When it comes to retirement savings, there are a variety of options available for self-employed individuals. Two popular choices are the Solo 401(k) and the SEP IRA. Both of these retirement plans offer several advantages, but they have some key differences that may make one option more suitable for you depending on your specific circumstances.
Let’s take a closer look at each plan to determine which might be better for you.
Solo 401(k)
A Solo 401(k), also known as an Individual 401(k) or a Uni-k, is a retirement plan designed for self-employed individuals and small business owners with no employees (other than a spouse). One of the main advantages of a Solo 401(k) is the ability to make both employee and employer contributions. As an employee, you can make elective deferrals of up to $19,500 in 2020 (or $26,000 if you’re age 50 or older). As the employer, you can make additional contributions up to 25% of your net self-employment income (up to a maximum of $57,000 in 2020).

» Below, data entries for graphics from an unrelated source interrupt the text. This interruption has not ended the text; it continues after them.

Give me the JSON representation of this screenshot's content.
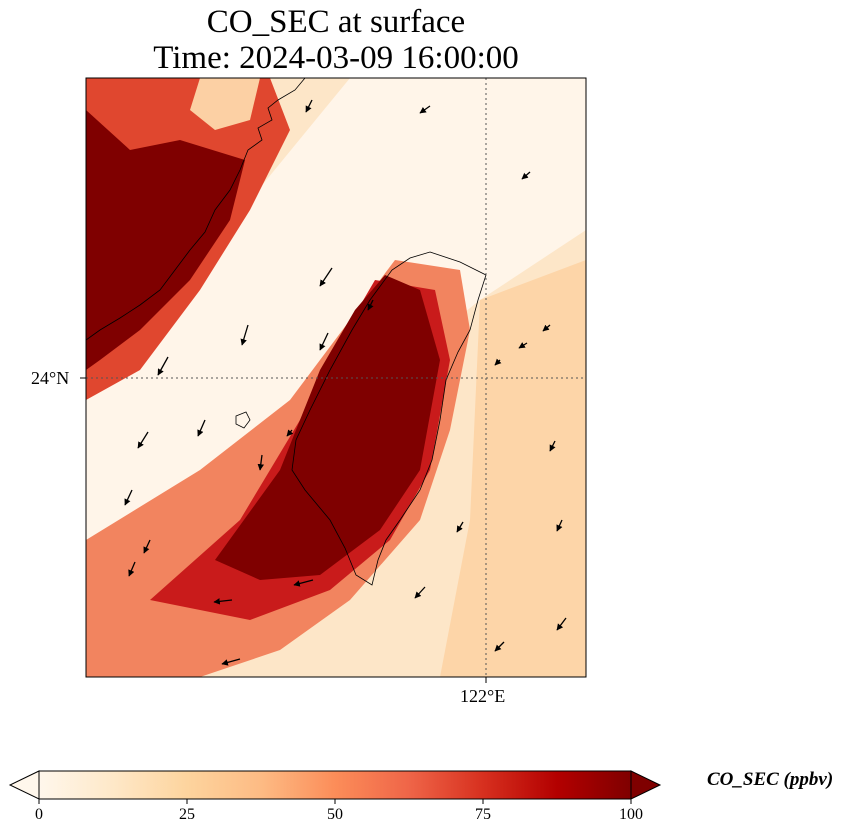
{
  "title_line1": "CO_SEC at surface",
  "title_line2": "Time: 2024-03-09 16:00:00",
  "gridlines": {
    "latitude": {
      "value": 24,
      "label": "24°N"
    },
    "longitude": {
      "value": 122,
      "label": "122°E"
    },
    "style": "dotted"
  },
  "colorbar": {
    "label": "CO_SEC (ppbv)",
    "colormap": "OrRd",
    "min": 0,
    "max": 100,
    "extend": "both",
    "ticks": [
      {
        "value": 0,
        "label": "0"
      },
      {
        "value": 25,
        "label": "25"
      },
      {
        "value": 50,
        "label": "50"
      },
      {
        "value": 75,
        "label": "75"
      },
      {
        "value": 100,
        "label": "100"
      }
    ],
    "stops": [
      "#fff7ec",
      "#fee8c8",
      "#fdd49e",
      "#fdbb84",
      "#fc8d59",
      "#ef6548",
      "#d7301f",
      "#b30000",
      "#7f0000"
    ]
  },
  "wind_vectors": "black arrows, mostly from the northeast",
  "coastlines": "black outlines of Taiwan and southeastern China coast"
}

Another benefit of a Solo 401(k) is the option to take out a loan from the plan. This can provide a source of emergency funds or be used to finance a business or real estate investment opportunity.
SEP IRA
A Simplified Employee Pension Individual retirement account (SEP IRA) is a retirement plan that allows self-employed individuals and small business owners to make tax-deductible contributions on behalf of themselves and their employees. Contributions to a SEP IRA are made solely by the employer and are typically limited to 25% of the employee’s compensation (up to a maximum of $57,000 in 2020).
One of the key advantages of a SEP IRA is its simplicity and flexibility. Contributions are not required every year, and the employer has the option to adjust the amount of the contributions from year to year based on the business’s financial performance.
So, which is better?
Both the Solo 401(k) and the SEP IRA have their own set of advantages, and the one that is better for you depends on your specific needs and circumstances.
If you are self-employed with no employees other than a spouse, the Solo 401(k) may be a better option for you due to its higher contribution limits and the ability to make both employee and employer contributions.
On the other hand, if you have employees or if you are looking for a retirement plan that offers more flexibility in terms of contributions, the SEP IRA may be a better choice for you.
Ultimately, it’s important to carefully consider your retirement savings goals, financial situation, and business needs before making a decision. It’s also a good idea to consult with a financial advisor who can help you weigh the pros and cons of each plan and determine which one is the best fit for you.